Seyyid Kutub bu görüşlerini hapishanedeki birkaç arkadaşıyla yaptığı muhabbetlerde geliştirir, ardından da bu görüşleri içeren notları gizlice hapishane dışına çıkartarak, onların aile üyeleri ve yakın isimlerce okunmasını sağlar. Bu notlar sonrasında önemli çalışması Ma’alim fi Tariq’in [“Yoldaki İşaretler”] temelini teşkil eder. O dönemde İhvan’ın lideri olan Mürşid Hudeybi, “Aziz Allah’ın inayetiyle bu kitap [“Yoldaki İşaretler”] Seyyid’e olan tüm güvenimizi teyit etti, Allah onu korusun. İnşallah Seyyid bugün davanın o beklenen umududur.”[1]

Notlar elle çoğaltılıp dağıtılmaya başlanır. İki yıl sonra Kahire’de yayınlanır ve kısa bir süre içinde de yasaklanır. Üzerinde kitabın nüshası ile yakalanan kişi hakkında isyana teşvik suçuyla dava açılmaktadır. Nihai biçimini kazanan Yoldaki İşaretler, Seyyid Kutub’un hapishaneden gönderdiği mektuplardan ve Fi Zilalu’l Kur’an’ın [“Kur’an’ın Gölgesinde”] önemli kısımlarından oluşmaktadır. Kitap, Kutub’un geliştirdiği ana fikirlerin kısa ve güçlü bir hülâsasını sunmaktadır: mevcut toplumun, hükümetin ve kültürün cahilî niteliği ve İslam devletinin kurulması için gerekli, uzun vadeli program.

Seyyid Kutub’un Yoldaki İşaretler’de yazdığına göre, “bugün insanlık bir uçurumun eşiğindedir. İnsanlık sadece nükleer imha değil, değerlerin yokluğunca da tehdit edilmektedir. Batı tüm canlılığını yitirdi, Marksizm başarısız oldu. Bu çok önemli ve insanı şaşırtan dönemde İslam’ın ve Müslüman cemaatin dönüş imkânı doğmuştur.”

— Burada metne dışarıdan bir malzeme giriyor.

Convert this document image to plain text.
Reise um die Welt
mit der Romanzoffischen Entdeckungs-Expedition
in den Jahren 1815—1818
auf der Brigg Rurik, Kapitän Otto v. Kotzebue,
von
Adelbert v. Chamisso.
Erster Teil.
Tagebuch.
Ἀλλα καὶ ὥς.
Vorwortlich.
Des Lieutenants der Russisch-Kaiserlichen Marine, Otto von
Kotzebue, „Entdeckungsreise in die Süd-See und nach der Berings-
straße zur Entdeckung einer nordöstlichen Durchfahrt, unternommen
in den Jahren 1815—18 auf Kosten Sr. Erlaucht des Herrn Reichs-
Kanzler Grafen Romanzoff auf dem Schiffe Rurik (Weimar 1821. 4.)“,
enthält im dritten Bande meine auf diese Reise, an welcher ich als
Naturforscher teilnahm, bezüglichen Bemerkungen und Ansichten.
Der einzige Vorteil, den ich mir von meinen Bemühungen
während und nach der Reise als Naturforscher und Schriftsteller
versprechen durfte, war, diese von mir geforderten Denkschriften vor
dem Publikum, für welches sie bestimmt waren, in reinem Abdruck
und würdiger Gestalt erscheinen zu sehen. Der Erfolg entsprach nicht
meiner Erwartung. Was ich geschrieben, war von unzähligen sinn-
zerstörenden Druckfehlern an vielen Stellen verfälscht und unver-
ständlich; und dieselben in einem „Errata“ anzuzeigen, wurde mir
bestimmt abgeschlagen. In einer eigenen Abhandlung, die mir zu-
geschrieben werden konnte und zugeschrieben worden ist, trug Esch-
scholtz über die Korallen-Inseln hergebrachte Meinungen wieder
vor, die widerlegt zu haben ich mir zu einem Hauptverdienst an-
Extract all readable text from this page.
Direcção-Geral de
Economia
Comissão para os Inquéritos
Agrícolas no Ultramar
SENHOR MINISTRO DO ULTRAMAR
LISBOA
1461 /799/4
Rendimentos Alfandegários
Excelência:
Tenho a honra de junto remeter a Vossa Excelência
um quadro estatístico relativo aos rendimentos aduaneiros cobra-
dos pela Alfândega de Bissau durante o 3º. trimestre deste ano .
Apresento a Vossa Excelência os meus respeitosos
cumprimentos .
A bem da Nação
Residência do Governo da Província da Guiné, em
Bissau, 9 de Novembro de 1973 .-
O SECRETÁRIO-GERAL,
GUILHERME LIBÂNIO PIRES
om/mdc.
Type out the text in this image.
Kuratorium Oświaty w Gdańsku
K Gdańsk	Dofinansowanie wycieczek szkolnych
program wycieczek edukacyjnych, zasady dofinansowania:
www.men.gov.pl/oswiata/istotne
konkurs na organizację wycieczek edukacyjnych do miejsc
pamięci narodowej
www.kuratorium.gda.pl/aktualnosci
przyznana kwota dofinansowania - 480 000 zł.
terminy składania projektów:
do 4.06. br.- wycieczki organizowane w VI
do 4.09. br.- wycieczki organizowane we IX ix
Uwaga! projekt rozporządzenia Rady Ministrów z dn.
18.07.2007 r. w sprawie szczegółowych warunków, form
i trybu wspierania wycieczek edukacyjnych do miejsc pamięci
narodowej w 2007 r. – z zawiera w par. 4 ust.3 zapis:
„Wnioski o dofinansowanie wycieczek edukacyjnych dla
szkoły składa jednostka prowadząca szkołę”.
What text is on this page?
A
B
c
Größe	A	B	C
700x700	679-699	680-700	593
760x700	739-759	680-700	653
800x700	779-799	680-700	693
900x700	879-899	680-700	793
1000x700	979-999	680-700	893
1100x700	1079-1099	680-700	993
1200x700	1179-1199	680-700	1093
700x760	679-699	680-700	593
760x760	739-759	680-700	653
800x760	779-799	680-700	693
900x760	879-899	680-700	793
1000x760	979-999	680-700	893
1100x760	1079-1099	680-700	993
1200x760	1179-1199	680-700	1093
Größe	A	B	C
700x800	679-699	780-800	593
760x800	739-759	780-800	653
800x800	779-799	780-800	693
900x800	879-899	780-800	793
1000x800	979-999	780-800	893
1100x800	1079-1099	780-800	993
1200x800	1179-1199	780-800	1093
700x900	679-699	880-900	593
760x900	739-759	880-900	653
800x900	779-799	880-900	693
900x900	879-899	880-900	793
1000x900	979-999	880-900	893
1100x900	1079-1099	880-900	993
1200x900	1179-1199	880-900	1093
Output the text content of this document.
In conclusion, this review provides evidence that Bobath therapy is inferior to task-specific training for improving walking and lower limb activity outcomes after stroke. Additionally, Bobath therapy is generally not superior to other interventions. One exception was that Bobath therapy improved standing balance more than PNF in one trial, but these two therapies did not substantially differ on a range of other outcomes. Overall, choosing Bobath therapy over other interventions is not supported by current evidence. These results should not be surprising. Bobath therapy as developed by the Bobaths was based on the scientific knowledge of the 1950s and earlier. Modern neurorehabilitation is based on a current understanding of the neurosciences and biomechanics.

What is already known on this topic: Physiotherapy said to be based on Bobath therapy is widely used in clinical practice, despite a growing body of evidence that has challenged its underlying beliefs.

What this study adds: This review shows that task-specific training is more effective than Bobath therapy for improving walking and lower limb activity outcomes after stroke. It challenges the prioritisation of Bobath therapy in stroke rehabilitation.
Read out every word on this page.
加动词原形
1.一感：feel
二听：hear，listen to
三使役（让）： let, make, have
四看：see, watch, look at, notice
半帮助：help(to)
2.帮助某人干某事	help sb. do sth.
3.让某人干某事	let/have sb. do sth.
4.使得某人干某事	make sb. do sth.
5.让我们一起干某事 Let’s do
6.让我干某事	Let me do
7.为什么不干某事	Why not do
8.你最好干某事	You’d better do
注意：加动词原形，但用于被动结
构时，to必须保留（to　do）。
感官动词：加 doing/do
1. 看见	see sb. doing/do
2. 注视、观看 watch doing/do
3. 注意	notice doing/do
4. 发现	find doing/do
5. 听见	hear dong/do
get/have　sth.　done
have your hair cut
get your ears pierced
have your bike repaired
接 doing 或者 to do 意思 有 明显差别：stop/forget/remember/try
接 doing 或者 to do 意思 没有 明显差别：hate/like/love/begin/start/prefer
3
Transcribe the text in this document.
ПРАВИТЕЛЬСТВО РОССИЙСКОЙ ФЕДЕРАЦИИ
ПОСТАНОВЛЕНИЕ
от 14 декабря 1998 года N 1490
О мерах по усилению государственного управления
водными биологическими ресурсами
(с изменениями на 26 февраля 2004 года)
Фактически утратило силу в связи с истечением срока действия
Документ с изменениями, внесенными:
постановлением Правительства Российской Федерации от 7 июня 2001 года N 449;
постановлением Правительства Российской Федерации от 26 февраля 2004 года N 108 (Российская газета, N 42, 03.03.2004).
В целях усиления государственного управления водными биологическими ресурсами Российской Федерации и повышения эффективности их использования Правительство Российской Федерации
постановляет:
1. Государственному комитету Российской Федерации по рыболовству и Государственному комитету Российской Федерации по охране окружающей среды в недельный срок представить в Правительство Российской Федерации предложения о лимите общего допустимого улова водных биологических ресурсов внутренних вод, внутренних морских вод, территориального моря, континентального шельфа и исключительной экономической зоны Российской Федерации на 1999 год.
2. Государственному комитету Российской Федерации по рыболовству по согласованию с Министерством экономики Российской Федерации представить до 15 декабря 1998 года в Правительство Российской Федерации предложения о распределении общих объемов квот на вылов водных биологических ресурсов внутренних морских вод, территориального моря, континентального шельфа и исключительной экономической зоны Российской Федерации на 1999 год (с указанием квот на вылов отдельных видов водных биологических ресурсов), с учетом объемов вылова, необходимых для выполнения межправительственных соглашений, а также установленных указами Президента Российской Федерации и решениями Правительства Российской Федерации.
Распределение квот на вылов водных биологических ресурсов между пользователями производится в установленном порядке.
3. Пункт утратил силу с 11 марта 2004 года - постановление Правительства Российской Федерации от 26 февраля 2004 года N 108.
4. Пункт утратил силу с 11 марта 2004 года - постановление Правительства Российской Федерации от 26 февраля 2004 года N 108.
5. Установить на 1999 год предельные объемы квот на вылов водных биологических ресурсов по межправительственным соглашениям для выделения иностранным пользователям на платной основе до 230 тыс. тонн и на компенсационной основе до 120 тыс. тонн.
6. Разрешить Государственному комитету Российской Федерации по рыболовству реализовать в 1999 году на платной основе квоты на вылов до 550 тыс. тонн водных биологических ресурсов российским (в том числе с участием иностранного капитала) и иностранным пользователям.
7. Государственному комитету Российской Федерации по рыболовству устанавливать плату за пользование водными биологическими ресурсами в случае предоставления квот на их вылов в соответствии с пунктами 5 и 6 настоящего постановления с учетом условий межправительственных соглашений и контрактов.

O günden bugüne sürekli okunup yeniden basılan, birçok dile çevrilen Yoldaki İşaretler, yirminci yüzyılda kaleme alınmış en önemli İslamî çalışmadır.

A. B. Mehri

[Kaynak: Sayyid Qutb, Milestones, Maktabah, Yayına Hazırlayan, Giriş ve Biyografi: A. B. Mehri, 2006, s. 11-12.]

Dipnot:
[1] Al-Ghazali, Z., Return of the Pharaoh, s. 40.